Ark from Northern Italy from the 17th or 18th century, at the Jewish Museum in London 




If you’ve never been to synagogue on a Saturday morning, this is what happens:

The doors of the ark (like a cupboard) are opened and the Torah is taken out.  Then we read from the Torah.  Every week, we read a little more of the story.  This week it was about God promising Abraham to make his descendants as numerous as the stars of heaven.   Then we lift the Torah up in the air for all to see.   After we read, the people at synagogue look at the Torah and sing: ‘this is the Torah that Moses gave to the people of Israel’.  The Torah is then paraded around the community.   Some people kiss the Torah as it goes by.  And then the high point of the morning…just before the Torah is returned to the ark, we sing ‘it is a tree of life for those that grasp it…its ways are ways of pleasantness and all its paths are peace’. Then the Torah is put back in the ark.

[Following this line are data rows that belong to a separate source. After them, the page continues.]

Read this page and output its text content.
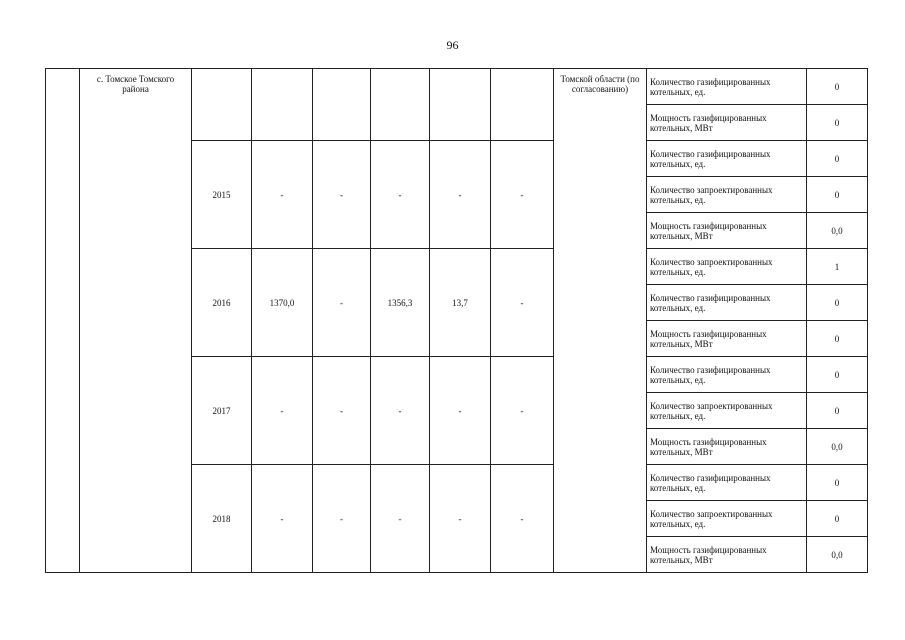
96
	с. Томское Томского района							Томской области (по согласованию)	Количество газифицированных котельных, ед.	0
									Мощность газифицированных котельных, МВт	0
		2015	-	-	-	-	-		Количество газифицированных котельных, ед.	0
									Количество запроектированных котельных, ед.	0
									Мощность газифицированных котельных, МВт	0,0
		2016	1370,0	-	1356,3	13,7	-		Количество запроектированных котельных, ед.	1
									Количество газифицированных котельных, ед.	0
									Мощность газифицированных котельных, МВт	0
		2017	-	-	-	-	-		Количество газифицированных котельных, ед.	0
									Количество запроектированных котельных, ед.	0
									Мощность газифицированных котельных, МВт	0,0
		2018	-	-	-	-	-		Количество газифицированных котельных, ед.	0
									Количество запроектированных котельных, ед.	0
									Мощность газифицированных котельных, МВт	0,0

All over the world, for thousands of years, this drama has been played out.  The doors open, the Torah is taken out.  The Torah is read and put back and then the doors are closed again.  Like revolving doors, week after week, in communities everywhere, people expect that there will be a Torah inside the ark.

But it’s a magic trick really.  Behind the scenes, there’s a world of managers and scenery-shifters that ensure that every time the doors open the Torah will be there. In truth, the Torah doesn’t stay in the ark between services. 

My sister, Lisa, is one of the people involved in ensuring this drama plays out correctly.  After the service, she takes the Torah out of the ark and carries it to a double walled, steel safe where it is locked away, protected from vandals, thieves and fire.  Before the next Shabbat, it is taken out of the safe and put back in the ark.

She said yesterday she saw a little boy had missed his chance to kiss the Torah as it went by in the procession, so she let him kiss it before she locked it away in the steel safe.  She said his eyes lit up, with the magic of the moment. 

Next week in thousands of services, in thousands of synagogues around the world, we will once again open the doors of the ark,  take out the Torah, read from it, parade it around, kiss it, then sing ‘it is a tree of life for those that grasp it’.  No doubt we will cry.   Then we will put the Torah back in the ark.  Behind the scenes, it will be taken out and put in a safe place again.

Tonight in Pittsburgh there is a Torah scroll waiting in an ark in a dark and bloody synagogue. It wasn’t read this week, but next Shabbat; it will be taken out and read.  It will be kissed and paraded and put back in the ark.